JAKARTA, KOMPAS.com - Panitia Khusus (Pansus) Rancangan Undang-undang (RUU) Pemilu tengah mempertimbangkan untuk menyederhanakan proses rekapitulasi suara.
Kini ada dua opsi yang berkembang. Pertama, tetap mempertahankan proses rekapitulasi yang berlangsung mulai dari tingkat kelurahan, kecamatan, kabupaten atau kota, provinsi, hingga Komisi Pemilihan Umum (KPU) Pusat.
Sementara opsi kedua, rekapitulasi suara dimulai di KPU tingkat kabupaten atau kota untuk memperpendek proses rekapitulasi suara.
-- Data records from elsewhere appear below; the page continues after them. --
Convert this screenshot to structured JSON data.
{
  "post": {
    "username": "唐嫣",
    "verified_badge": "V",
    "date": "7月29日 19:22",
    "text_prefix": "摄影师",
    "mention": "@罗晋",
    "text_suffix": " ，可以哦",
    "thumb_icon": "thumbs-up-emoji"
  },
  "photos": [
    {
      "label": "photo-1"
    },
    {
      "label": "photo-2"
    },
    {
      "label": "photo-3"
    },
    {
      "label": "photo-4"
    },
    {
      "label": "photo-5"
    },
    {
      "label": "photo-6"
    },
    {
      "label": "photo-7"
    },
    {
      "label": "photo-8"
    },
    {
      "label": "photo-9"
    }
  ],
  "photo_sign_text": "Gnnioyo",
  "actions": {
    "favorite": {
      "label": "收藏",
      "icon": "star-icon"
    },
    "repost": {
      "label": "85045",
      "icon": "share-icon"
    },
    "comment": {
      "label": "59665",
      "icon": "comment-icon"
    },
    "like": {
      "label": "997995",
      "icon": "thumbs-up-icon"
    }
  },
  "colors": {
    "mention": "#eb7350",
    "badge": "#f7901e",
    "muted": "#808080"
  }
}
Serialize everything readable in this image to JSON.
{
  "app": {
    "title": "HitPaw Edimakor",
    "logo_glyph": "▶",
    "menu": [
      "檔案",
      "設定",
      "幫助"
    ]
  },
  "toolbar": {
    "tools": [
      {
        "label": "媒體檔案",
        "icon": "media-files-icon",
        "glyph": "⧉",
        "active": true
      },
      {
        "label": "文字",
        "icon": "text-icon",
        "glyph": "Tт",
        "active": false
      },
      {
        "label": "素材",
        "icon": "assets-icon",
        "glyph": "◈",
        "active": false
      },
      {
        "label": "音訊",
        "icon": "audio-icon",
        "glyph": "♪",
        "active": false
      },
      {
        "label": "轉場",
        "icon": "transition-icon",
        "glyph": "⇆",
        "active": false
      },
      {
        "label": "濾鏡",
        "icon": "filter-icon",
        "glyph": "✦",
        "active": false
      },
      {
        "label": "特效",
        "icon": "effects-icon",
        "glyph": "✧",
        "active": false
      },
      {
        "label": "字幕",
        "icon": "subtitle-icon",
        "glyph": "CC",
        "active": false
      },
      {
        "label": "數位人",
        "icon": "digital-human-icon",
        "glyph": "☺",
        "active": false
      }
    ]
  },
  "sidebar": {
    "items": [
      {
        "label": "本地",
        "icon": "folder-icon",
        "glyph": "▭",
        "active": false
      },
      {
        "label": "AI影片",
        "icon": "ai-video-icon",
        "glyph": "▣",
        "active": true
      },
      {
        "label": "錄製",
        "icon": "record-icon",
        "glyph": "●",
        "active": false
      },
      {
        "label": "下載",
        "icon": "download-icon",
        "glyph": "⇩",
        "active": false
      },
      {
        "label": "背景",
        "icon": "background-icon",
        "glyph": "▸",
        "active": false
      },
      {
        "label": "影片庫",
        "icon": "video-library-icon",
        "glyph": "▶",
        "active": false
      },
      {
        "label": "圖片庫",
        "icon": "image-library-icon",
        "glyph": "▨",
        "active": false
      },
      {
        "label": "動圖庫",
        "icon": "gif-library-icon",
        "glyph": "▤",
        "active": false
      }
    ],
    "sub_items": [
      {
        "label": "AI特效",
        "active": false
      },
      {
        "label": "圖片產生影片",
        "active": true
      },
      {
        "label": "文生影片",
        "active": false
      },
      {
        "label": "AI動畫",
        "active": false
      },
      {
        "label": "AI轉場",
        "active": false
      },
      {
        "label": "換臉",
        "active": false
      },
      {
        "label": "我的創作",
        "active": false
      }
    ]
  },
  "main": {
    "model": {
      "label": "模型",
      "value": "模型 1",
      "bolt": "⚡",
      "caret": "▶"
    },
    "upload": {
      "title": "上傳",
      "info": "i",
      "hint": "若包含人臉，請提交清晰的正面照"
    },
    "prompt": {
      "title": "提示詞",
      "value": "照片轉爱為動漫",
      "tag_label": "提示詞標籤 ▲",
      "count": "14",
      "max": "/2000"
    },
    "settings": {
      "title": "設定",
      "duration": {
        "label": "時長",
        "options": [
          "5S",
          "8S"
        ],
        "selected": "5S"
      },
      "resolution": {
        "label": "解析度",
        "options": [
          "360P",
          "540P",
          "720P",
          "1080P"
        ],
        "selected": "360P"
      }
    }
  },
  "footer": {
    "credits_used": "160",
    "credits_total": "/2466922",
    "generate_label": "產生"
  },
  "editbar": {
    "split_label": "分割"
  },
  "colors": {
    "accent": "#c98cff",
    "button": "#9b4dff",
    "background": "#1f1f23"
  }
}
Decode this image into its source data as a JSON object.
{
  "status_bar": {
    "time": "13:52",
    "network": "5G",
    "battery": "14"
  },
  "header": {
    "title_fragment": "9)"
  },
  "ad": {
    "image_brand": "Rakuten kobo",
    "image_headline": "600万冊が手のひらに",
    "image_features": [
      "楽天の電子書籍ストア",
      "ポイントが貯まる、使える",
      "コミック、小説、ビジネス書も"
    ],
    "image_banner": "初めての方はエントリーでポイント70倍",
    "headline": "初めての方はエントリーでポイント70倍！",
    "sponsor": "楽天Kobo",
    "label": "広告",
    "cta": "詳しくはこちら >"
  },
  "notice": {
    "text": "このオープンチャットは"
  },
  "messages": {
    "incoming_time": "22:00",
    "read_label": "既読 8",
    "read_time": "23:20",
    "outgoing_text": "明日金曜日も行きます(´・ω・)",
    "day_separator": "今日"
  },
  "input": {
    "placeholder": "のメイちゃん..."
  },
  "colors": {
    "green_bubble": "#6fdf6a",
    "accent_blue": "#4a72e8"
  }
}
"Karena memang kan kita tahu kalau dengan metode berjenjang itu banyak suara yang hilang, makanya dimunculkan opsi rekapitulasi bukan dari PPS (Panitia Pemungutan Suara), tapi dari KPU kabupaten atau kota," kata Wakil Ketua Pansus Yandri Susanto di Kompleks Parlemen, Senyan, Jakarta, Senin (17/4/2017).
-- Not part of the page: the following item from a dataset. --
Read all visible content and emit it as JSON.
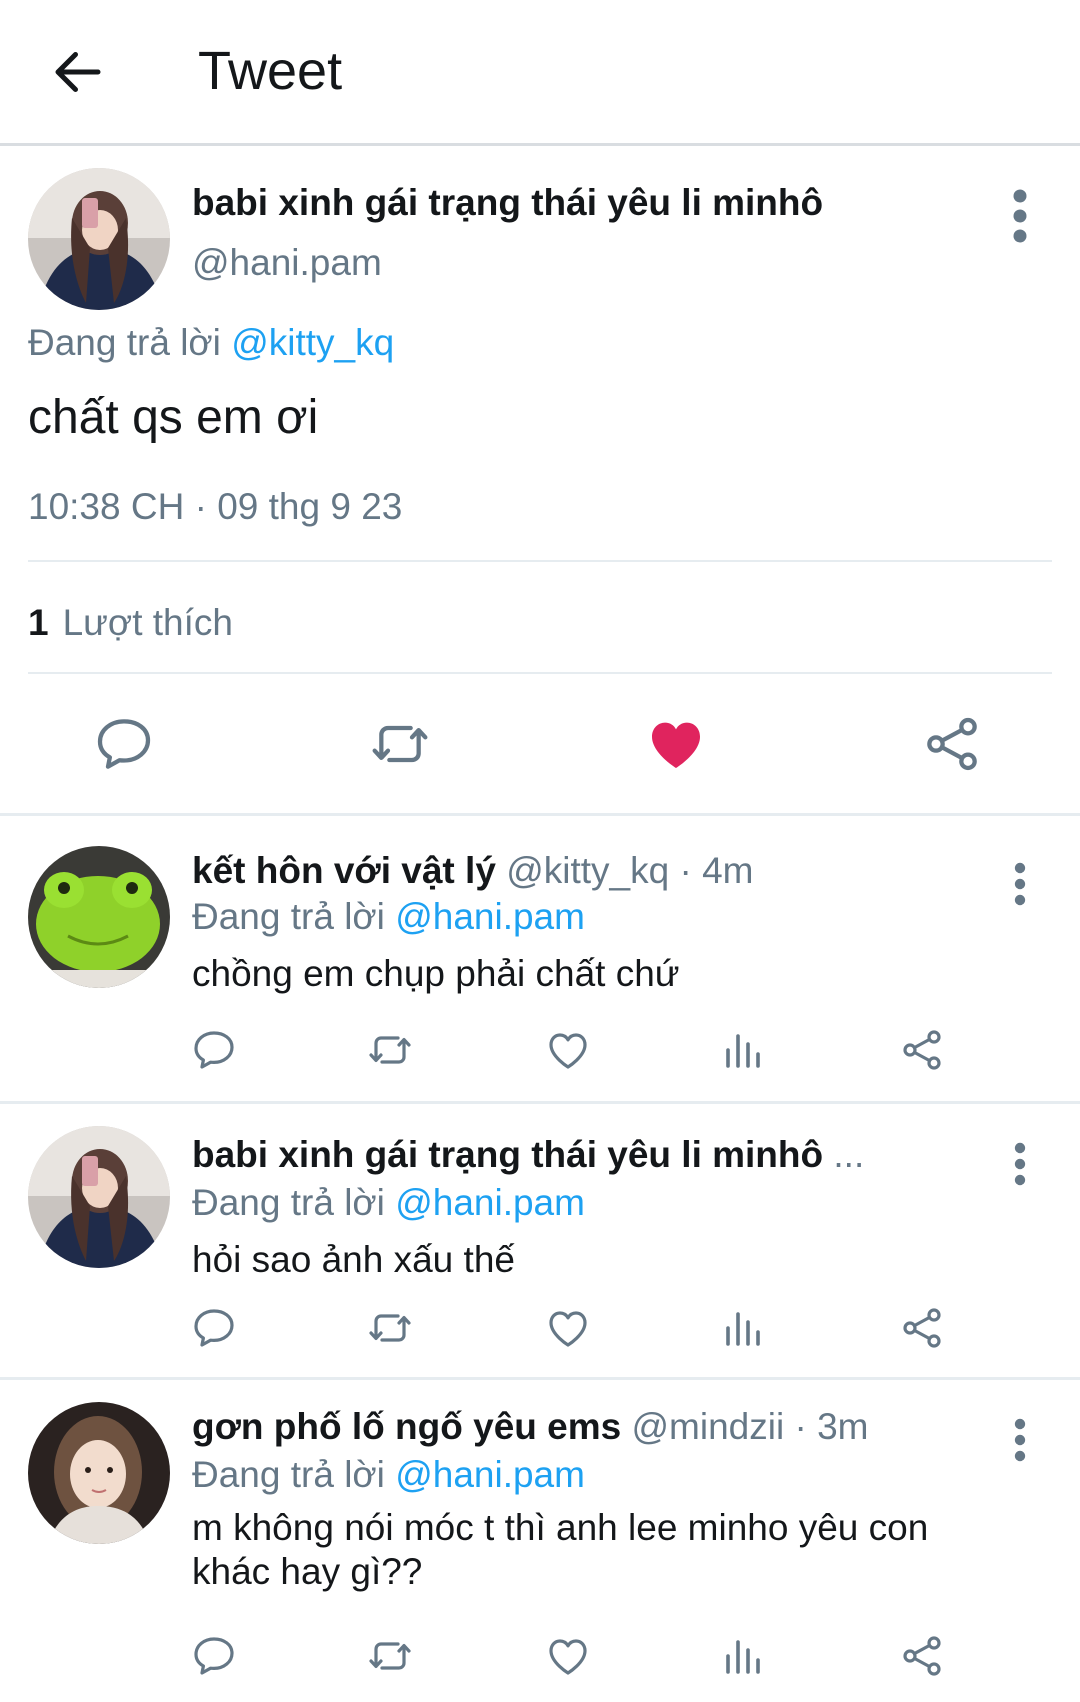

(Baca: Pansus RUU Pemilu Bahas Wacana Perpendek Alur Rekapitulasi Suara)
Namun, menurut Yandri, ada dampak positif dan negatif dari kedua opsi tersebut. Bila menggunakan opsi pertama, konsentrasi masa saat pemungutan suara akan menyebar sehingga meminimalisasi potensi konflik dari pihak yang kalah.
Namun demikian, seperti pengalaman pemilu sebelumnya, akan banyak terjadi praktek pencurian suara.
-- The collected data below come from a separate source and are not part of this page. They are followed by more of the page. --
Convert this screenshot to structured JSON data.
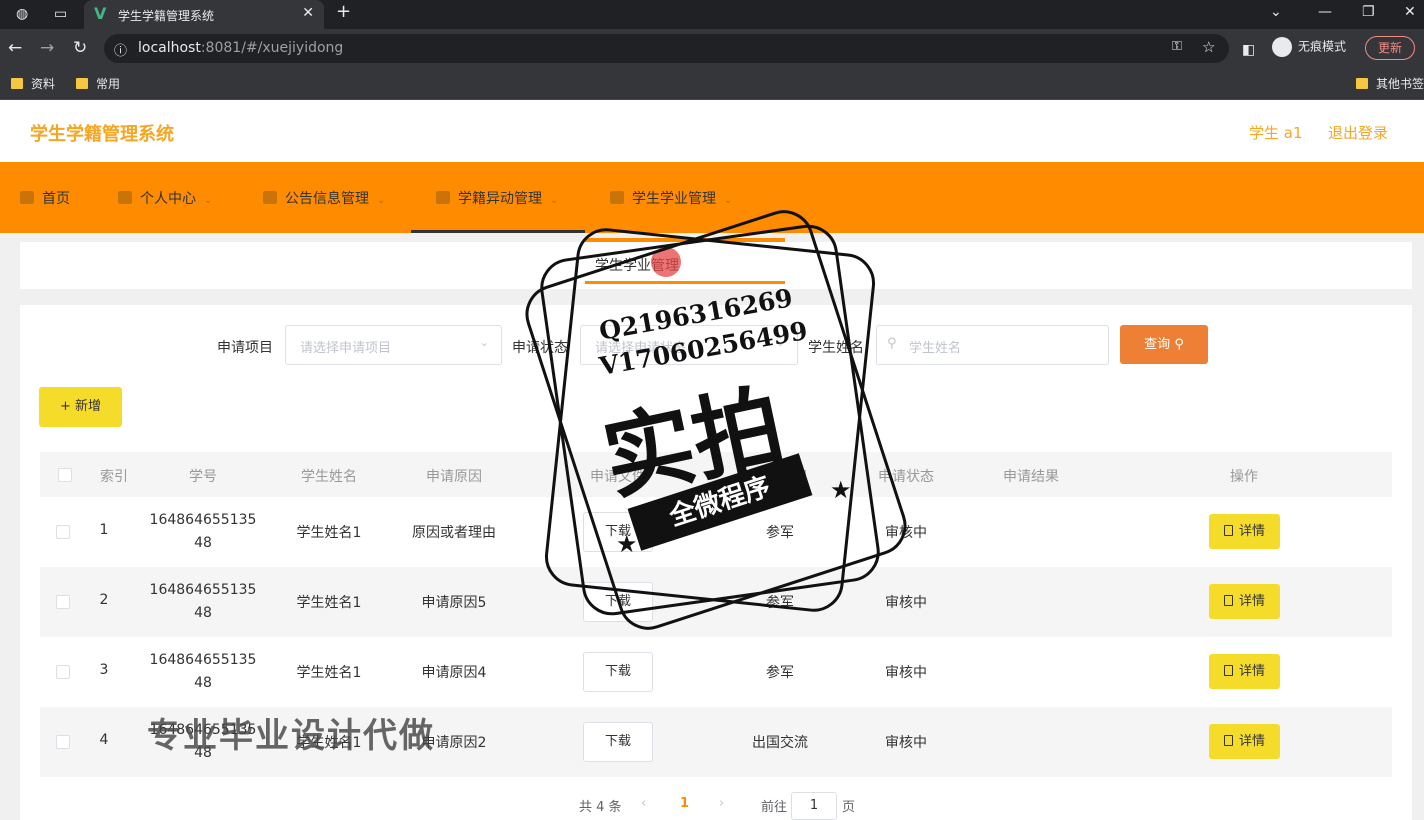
{
  "browser": {
    "tab_title": "学生学籍管理系统",
    "url_host": "localhost",
    "url_rest": ":8081/#/xuejiyidong",
    "incognito_label": "无痕模式",
    "update_label": "更新",
    "bookmarks": [
      "资料",
      "常用"
    ],
    "other_bookmarks": "其他书签"
  },
  "header": {
    "title": "学生学籍管理系统",
    "user": "学生 a1",
    "logout": "退出登录"
  },
  "nav": {
    "items": [
      {
        "label": "首页",
        "icon": "home-icon"
      },
      {
        "label": "个人中心",
        "icon": "user-icon"
      },
      {
        "label": "公告信息管理",
        "icon": "notice-icon"
      },
      {
        "label": "学籍异动管理",
        "icon": "file-icon"
      },
      {
        "label": "学生学业管理",
        "icon": "chart-icon"
      }
    ],
    "submenu_item": "学生学业管理"
  },
  "filters": {
    "project_label": "申请项目",
    "project_placeholder": "请选择申请项目",
    "status_label": "申请状态",
    "status_placeholder": "请选择申请状态",
    "name_label": "学生姓名",
    "name_placeholder": "学生姓名",
    "search_button": "查询"
  },
  "add_button": "+ 新增",
  "table": {
    "headers": [
      "索引",
      "学号",
      "学生姓名",
      "申请原因",
      "申请文件",
      "申请项目",
      "申请状态",
      "申请结果",
      "操作"
    ],
    "download_label": "下载",
    "detail_label": "详情",
    "rows": [
      {
        "index": "1",
        "student_id": "16486465513548",
        "name": "学生姓名1",
        "reason": "原因或者理由",
        "project": "参军",
        "status": "审核中",
        "result": ""
      },
      {
        "index": "2",
        "student_id": "16486465513548",
        "name": "学生姓名1",
        "reason": "申请原因5",
        "project": "参军",
        "status": "审核中",
        "result": ""
      },
      {
        "index": "3",
        "student_id": "16486465513548",
        "name": "学生姓名1",
        "reason": "申请原因4",
        "project": "参军",
        "status": "审核中",
        "result": ""
      },
      {
        "index": "4",
        "student_id": "16486465513548",
        "name": "学生姓名1",
        "reason": "申请原因2",
        "project": "出国交流",
        "status": "审核中",
        "result": ""
      }
    ]
  },
  "pagination": {
    "total": "共 4 条",
    "current": "1",
    "goto_label": "前往",
    "goto_value": "1",
    "page_suffix": "页"
  },
  "watermark": {
    "qq": "Q2196316269",
    "vx": "V17060256499",
    "big": "实拍",
    "ribbon": "全微程序",
    "promo": "专业毕业设计代做"
  }
}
Sedangkan untuk opsi kedua, menurut Yandri, mampu meminimalisasi praktek pencurian suara.
Namun, konsentrasi massa akan terkumpul pada satu titik saat proses rekapitulasi suara, yakni di KPU kabupaten atau kota.
(Baca: Pansus RUU Pemilu Dinilai Bekerja Tertutup dan Rentan Transaksional)
Hal tersebut menurut Yandri, akan meningkatkan potensi konflik yang muncul dari pihak yang kalah.
"Jadi itulah pertimbangannya. Masih kami hitung. Nanti malam kami putuskan dalam rapat bersama KPU dan Bawaslu, termasuk juga kami tetapkan soal tahapan Pemilu 2019," lanjut politisi PAN itu.